The incongruous prop. A 14' wooden ladder lying among the marsh grasses, a mile from the road and a mere 100 yards from Kehoe beach on the Point Reyes National Seashore. At a fixed length and weighing about 100 pounds, it is an awkward, unwieldy thing. It was likely discarded in favor of a lighter, more portable aluminum model. It's former owner found it easier to throw it into the sea. It was not the tool of a painter, as it bears no staining or any sign that it was employed as a means to apply colored pigments in hard to reach places. No right tradesman would carry such a dinosaur as this, as it was virtually unportable.

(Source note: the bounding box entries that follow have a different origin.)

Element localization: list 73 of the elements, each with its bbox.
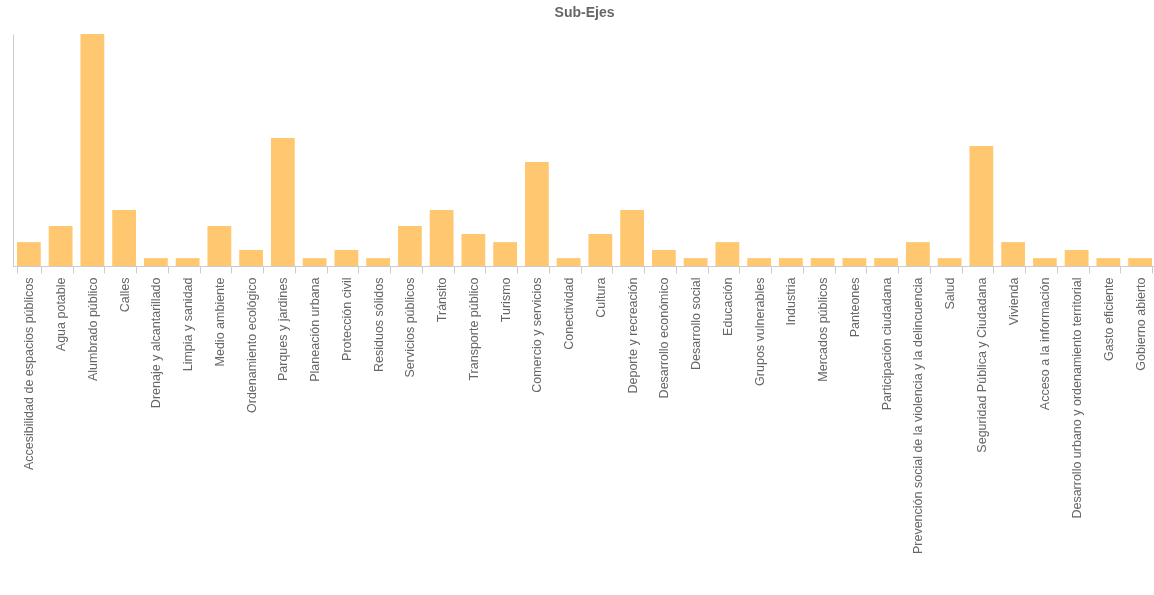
bar <box>461 233 486 266</box>
x-tick-label: Calles <box>117 277 132 313</box>
x-tick-label: Limpia y sanidad <box>181 277 196 372</box>
x-tick-label: Vivienda <box>1006 277 1021 326</box>
bar <box>429 210 454 266</box>
x-tick-label: Tránsito <box>435 277 450 323</box>
bar <box>239 249 264 266</box>
bar <box>683 258 708 266</box>
x-tick-label: Prevención social de la violencia y la delincuencia <box>911 277 926 555</box>
bar <box>112 210 137 266</box>
bar <box>143 258 168 266</box>
x-tick-label: Deporte y recreación <box>625 277 640 394</box>
x-tick-label: Gobierno abierto <box>1133 277 1148 371</box>
bar <box>842 258 867 266</box>
x-tick-label: Turismo <box>498 277 513 323</box>
bar <box>1096 258 1121 266</box>
x-tick-label: Agua potable <box>54 277 69 352</box>
bar <box>715 242 740 266</box>
bar <box>207 226 232 266</box>
bar <box>493 242 518 266</box>
bar <box>302 258 327 266</box>
x-tick-label: Servicios públicos <box>403 277 418 378</box>
x-tick-label: Industria <box>784 277 799 326</box>
x-tick-label: Desarrollo económico <box>657 277 672 399</box>
bar <box>747 258 772 266</box>
x-tick-label: Cultura <box>593 277 608 318</box>
bar <box>556 258 581 266</box>
x-tick-label: Parques y jardines <box>276 277 291 382</box>
x-tick-label: Conectividad <box>562 277 577 350</box>
x-tick-label: Panteones <box>847 277 862 338</box>
bar <box>48 226 73 266</box>
x-tick-label: Comercio y servicios <box>530 277 545 393</box>
x-tick-label: Desarrollo social <box>689 277 704 370</box>
x-tick-label: Planeación urbana <box>308 277 323 382</box>
chart-title: Sub-Ejes <box>554 4 615 20</box>
bar <box>905 242 930 266</box>
x-tick-label: Gasto eficiente <box>1101 277 1116 361</box>
x-tick-label: Ordenamiento ecológico <box>244 277 259 413</box>
x-tick-label: Drenaje y alcantarillado <box>149 277 164 409</box>
x-tick-label: Participación ciudadana <box>879 277 894 411</box>
bar <box>969 146 994 266</box>
bar <box>334 249 359 266</box>
bar <box>588 233 613 266</box>
x-tick-label: Protección civil <box>339 277 354 361</box>
bar <box>1064 249 1089 266</box>
x-tick-label: Grupos vulnerables <box>752 277 767 386</box>
bar <box>810 258 835 266</box>
bar <box>1001 242 1026 266</box>
bar <box>1032 258 1057 266</box>
bar <box>524 162 549 266</box>
bar <box>778 258 803 266</box>
x-tick-label: Desarrollo urbano y ordenamiento territorial <box>1070 277 1085 519</box>
bar <box>651 249 676 266</box>
x-tick-label: Residuos sólidos <box>371 277 386 372</box>
bar <box>270 137 295 266</box>
bar <box>620 210 645 266</box>
x-tick-label: Accesibilidad de espacios públicos <box>22 277 37 470</box>
bar <box>80 34 105 266</box>
bar <box>366 258 391 266</box>
x-tick-label: Transporte público <box>466 277 481 381</box>
x-tick-label: Alumbrado público <box>85 277 100 382</box>
bar <box>397 226 422 266</box>
x-tick-label: Mercados públicos <box>816 277 831 382</box>
bar <box>937 258 962 266</box>
x-tick-label: Medio ambiente <box>212 277 227 367</box>
x-tick-label: Seguridad Pública y Ciudadana <box>974 277 989 453</box>
x-tick-label: Educación <box>720 277 735 336</box>
bar <box>874 258 899 266</box>
x-tick-label: Acceso a la información <box>1038 277 1053 411</box>
bar <box>16 242 41 266</box>
bar <box>175 258 200 266</box>
bar <box>1128 258 1153 266</box>
x-tick-label: Salud <box>943 277 958 310</box>
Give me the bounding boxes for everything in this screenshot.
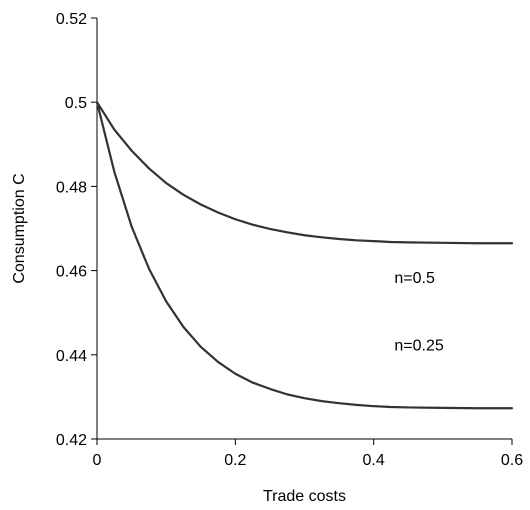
y-tick-label: 0.46 [56,264,87,281]
x-axis-title: Trade costs [263,488,346,505]
y-tick-label: 0.5 [65,95,87,112]
series-line-n-0-5 [95,101,514,245]
series-annotations: n=0.5 n=0.25 [394,270,443,354]
y-axis-title: Consumption C [11,173,28,283]
x-tick-label: 0.6 [501,452,523,469]
y-tick-label: 0.52 [56,11,87,28]
plot-area: 0.42 0.44 0.46 0.48 0.5 0.52 0 0.2 0.4 0.6 n=0.5… [56,11,523,469]
series-line-n-0-25 [95,101,514,410]
x-axis-ticks: 0 0.2 0.4 0.6 [93,439,523,469]
y-tick-label: 0.42 [56,432,87,449]
y-axis-ticks: 0.42 0.44 0.46 0.48 0.5 0.52 [56,11,97,449]
series-lines [95,101,514,410]
x-tick-label: 0.4 [363,452,385,469]
y-tick-label: 0.48 [56,179,87,196]
y-tick-label: 0.44 [56,348,87,365]
series-annotation-label: n=0.25 [394,337,443,354]
x-tick-label: 0.2 [224,452,246,469]
series-annotation-label: n=0.5 [394,270,435,287]
x-tick-label: 0 [93,452,102,469]
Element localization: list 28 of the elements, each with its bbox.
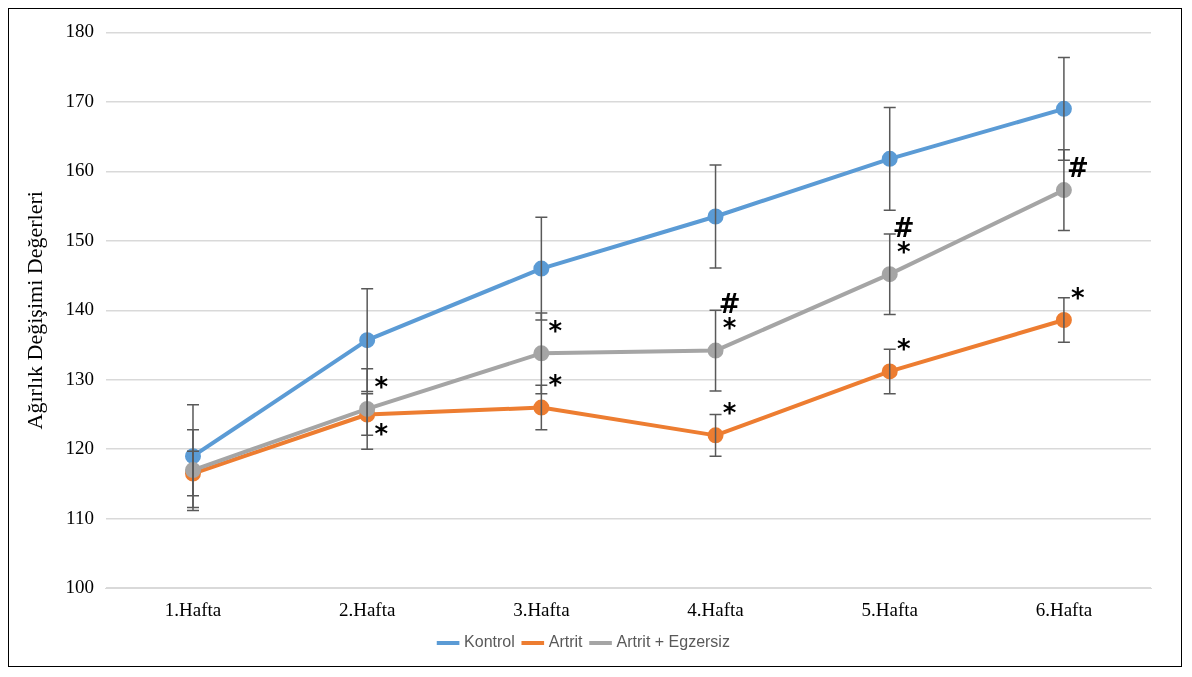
y-tick-label: 120 (65, 437, 94, 459)
annotation: * (1071, 282, 1086, 313)
x-tick-label: 6.Hafta (1035, 598, 1093, 620)
y-tick-label: 100 (65, 576, 94, 598)
y-tick-label: 180 (65, 20, 94, 42)
legend-label: Artrit + Egzersiz (616, 633, 730, 651)
legend-label: Artrit (548, 633, 584, 651)
x-tick-label: 3.Hafta (513, 598, 571, 620)
annotation: * (374, 419, 389, 450)
y-tick-label: 160 (65, 159, 94, 181)
annotation: * (548, 316, 563, 347)
legend-label: Kontrol (464, 633, 515, 651)
x-tick-label: 1.Hafta (164, 598, 222, 620)
annotation: * (896, 236, 911, 267)
annotation: * (374, 371, 389, 402)
x-tick-label: 2.Hafta (338, 598, 396, 620)
annotation: * (896, 334, 911, 365)
y-axis-title: Ağırlık Değişimi Değerleri (21, 191, 47, 430)
y-tick-label: 150 (65, 228, 94, 250)
annotation: * (722, 398, 737, 429)
x-tick-label: 4.Hafta (687, 598, 745, 620)
y-tick-label: 130 (65, 367, 94, 389)
annotation: * (548, 370, 563, 401)
annotation: # (1067, 152, 1089, 183)
y-tick-label: 140 (65, 298, 94, 320)
y-tick-label: 170 (65, 89, 94, 111)
y-tick-label: 110 (66, 506, 94, 528)
x-tick-label: 5.Hafta (861, 598, 919, 620)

However it got to this secluded location, this practically antique ladder may have found it's truest and most honorable calling. To serve as an object of utility, to be well-made and useful are noble virtues. But to rise above such high functions to become an object of aesthetic beauty is to achieve a certain immortality. How many of its fellows, manufactured by the thousands in some poorly lit and virtually soulless factory, will ever transcend their natures and design to live forever as an artistic expression and a metaphor?
The ladder's hard right angles and rigid forms, crafted by the hard hands of man, lie in sharp contrast to the irregular and curving form of nature as seen in this tidal marsh. The flexible brown grasses, the soft, reticulated clouds of condensed water, the rolling hills, the corpse of the ancient cypress - disembodied and covered in celadon lichen. The irony of the wooden ladder, propped up as it is by the mammoth trunk of an old growth tree cannot be ignored either. After all, the ladder was mass produced in order to serve the construction industry, home builders and home service providers - the greatest threat to trees and forests than all the world's asteroids and ice ages combined.
And there, framed between two rungs of this now dead tool of man, a prehistoric eye. Perhaps the ghost of a giant sauropod. Perhaps the wooden effigy of a beached sperm whale. It faces east, away from the sea, and before the gathering clouds. Maybe it's telling us something. Maybe we should listen. In the end, all the ladders will be gone, and all the walls they were designed to lean against will crumble, and all the men who place them there will have returned back to the dust from whence they came.